For a German policeman with 12 years experience working for the Nazis, starting work for Stalin in 1945 did not constitute much of a day-to-day change in his employment. Different rhetoric – same job.
There are also more direct social parallels – there was something very (national) socialist about Robert Ley’s “Strength through Joy” organisation, for example:
“As of August 1 [1938], the great savings programme for the People’s Car ‘Strength-Through-Joy’ will begin. I herewith proclaim the conditions under which every working person, can acquire an automobile.
Each German, without distinction of class, profession, or property can become the purchaser of a Volkswagen.
The minimum weekly payment, insurance included, will be 5 marks. Regular payment of this amount will guarantee, after a period which is yet to be determined, the acquisition of a Volkswagen. The precise period will be determined upon the beginning of production.
Application for the Volkswagen savings programme can be made at any office of the German Labour Front and of ‘Strength Through Joy’, where further details can also be obtained. Factories and shops can submit collective orders.
A Volkswagen for every German—let that be our aim. That is what we want to achieve. Will all of you help in that; it shall be our way of saying ‘thank you’ to the Führer.
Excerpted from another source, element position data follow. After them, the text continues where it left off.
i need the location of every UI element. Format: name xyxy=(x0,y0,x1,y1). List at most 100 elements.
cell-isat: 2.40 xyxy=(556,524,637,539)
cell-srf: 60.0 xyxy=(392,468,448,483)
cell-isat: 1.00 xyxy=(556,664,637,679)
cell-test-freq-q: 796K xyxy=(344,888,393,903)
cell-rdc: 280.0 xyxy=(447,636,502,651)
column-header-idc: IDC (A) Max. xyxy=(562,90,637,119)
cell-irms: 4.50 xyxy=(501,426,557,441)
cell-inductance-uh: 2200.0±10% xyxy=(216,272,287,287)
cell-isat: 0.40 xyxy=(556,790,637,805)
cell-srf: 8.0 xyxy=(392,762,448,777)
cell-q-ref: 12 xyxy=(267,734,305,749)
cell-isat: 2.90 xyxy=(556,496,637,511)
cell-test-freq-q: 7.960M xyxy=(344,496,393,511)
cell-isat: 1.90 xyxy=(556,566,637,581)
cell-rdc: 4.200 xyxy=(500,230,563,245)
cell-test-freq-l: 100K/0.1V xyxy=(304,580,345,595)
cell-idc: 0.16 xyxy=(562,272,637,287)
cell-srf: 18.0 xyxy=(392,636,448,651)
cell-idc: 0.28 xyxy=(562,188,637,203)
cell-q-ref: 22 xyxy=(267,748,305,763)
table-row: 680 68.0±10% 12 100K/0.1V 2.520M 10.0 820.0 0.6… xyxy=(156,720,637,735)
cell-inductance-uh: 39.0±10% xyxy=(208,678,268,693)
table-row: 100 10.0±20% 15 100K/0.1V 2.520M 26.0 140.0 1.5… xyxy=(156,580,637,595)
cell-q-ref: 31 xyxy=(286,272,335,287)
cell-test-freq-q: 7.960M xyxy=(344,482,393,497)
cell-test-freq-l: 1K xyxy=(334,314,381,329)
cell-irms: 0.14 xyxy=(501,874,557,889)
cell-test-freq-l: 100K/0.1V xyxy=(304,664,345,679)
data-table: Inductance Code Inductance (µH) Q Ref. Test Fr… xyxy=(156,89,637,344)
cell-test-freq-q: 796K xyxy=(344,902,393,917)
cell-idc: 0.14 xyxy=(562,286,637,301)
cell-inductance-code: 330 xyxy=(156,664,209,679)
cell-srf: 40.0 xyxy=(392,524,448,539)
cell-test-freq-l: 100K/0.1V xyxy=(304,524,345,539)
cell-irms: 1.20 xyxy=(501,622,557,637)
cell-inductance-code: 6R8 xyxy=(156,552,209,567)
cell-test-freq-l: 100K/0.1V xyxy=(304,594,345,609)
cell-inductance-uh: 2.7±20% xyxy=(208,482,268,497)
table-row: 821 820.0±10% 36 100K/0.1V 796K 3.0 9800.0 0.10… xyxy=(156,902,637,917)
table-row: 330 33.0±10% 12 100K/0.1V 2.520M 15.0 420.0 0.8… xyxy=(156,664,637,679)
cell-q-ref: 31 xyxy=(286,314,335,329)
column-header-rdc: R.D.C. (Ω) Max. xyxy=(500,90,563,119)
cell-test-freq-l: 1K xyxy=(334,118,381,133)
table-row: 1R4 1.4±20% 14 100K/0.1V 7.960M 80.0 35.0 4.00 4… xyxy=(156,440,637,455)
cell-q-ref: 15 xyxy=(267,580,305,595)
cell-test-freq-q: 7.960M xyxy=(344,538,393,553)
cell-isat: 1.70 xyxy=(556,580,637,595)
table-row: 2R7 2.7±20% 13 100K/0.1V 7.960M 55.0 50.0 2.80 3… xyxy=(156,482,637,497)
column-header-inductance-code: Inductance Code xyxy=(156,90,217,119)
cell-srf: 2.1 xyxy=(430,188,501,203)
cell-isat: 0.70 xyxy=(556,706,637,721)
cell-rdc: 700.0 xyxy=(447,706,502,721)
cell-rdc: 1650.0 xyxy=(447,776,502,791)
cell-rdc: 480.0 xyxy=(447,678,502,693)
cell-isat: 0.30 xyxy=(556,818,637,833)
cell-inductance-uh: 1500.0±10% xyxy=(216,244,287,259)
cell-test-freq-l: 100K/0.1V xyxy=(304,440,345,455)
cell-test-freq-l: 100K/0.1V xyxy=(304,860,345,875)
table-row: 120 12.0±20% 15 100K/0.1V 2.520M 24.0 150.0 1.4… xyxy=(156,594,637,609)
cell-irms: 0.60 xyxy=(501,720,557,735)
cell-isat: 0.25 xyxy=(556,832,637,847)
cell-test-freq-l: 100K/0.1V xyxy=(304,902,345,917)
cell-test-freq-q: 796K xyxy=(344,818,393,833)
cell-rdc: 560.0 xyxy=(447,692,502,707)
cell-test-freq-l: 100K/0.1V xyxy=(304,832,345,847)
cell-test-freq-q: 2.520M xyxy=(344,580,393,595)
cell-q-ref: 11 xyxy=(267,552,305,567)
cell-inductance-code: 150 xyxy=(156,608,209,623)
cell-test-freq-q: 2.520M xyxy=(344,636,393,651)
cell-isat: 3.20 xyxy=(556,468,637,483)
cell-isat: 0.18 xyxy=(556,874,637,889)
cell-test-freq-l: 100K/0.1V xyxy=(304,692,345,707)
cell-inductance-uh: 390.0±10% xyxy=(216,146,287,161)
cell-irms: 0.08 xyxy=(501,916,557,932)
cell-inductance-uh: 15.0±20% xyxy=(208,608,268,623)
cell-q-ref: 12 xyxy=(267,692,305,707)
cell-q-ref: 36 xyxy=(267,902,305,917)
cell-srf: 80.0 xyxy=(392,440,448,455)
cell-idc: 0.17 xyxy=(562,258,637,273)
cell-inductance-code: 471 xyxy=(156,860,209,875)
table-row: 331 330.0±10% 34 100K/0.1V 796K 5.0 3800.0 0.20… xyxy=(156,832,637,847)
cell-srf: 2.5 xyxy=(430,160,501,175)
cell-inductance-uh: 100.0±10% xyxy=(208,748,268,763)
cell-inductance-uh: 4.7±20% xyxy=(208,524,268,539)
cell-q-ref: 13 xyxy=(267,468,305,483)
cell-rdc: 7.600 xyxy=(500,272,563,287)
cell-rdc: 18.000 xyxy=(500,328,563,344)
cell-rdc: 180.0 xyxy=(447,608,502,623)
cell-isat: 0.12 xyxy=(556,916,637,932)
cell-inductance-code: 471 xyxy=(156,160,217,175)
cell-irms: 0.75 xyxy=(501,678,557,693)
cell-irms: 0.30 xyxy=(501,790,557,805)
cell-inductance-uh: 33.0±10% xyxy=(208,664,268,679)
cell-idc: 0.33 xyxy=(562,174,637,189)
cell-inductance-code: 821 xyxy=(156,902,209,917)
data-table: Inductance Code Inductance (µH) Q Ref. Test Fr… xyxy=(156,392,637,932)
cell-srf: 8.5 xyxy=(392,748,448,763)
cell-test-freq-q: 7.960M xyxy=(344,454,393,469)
| 9 October 2009, 4:44 pm |
I have no real disagreement Tevya except for the part about Ley and the Labour front in terms of my point about the “socialist” elements of the Nazi party being effectively finished after 1933. (Of course Hitler still kept some show of “socialism” in order to keep parts of society onboard but as wiki (I’m feeling lazy) has it:
Hitler had no sympathy with the syndicalist tendencies of the NSBO, and in January 1934 a new Law for the Ordering of National Labour effectively suppressed independent working-class factory organisations, even Nazi ones, and put questions of wages and conditions in the hands of the Trustees of Labour (Treuhänder der Arbeit), dominated by the employers. At the same time Muchow was purged and Ley’s control over the DAF re-established. The NSBO was completely suppressed and the DAF became little more than an arm of the state for the more efficient deployment and disciplining of labour to serve the needs of the regime, particularly its massive expansion of the arms industry.
| 10 October 2009, 8:40 am |
nodrog @ 9 October 2009, 12:28 am
” a common sight was West German Mercedes and BMW’s lying kaput at the side of the potholed roads, while the Trabants rolled merrily on. So don’t mock the Trab!”
So have you been to Liverpool; or Dundee?






Vic Allen’s mitigation was one of the most disgraceful I ever have heard… I was pro-East German, so what’s the problem?
Now, perhaps Zin can tell us what the difference is between Bin Laden and Guevara.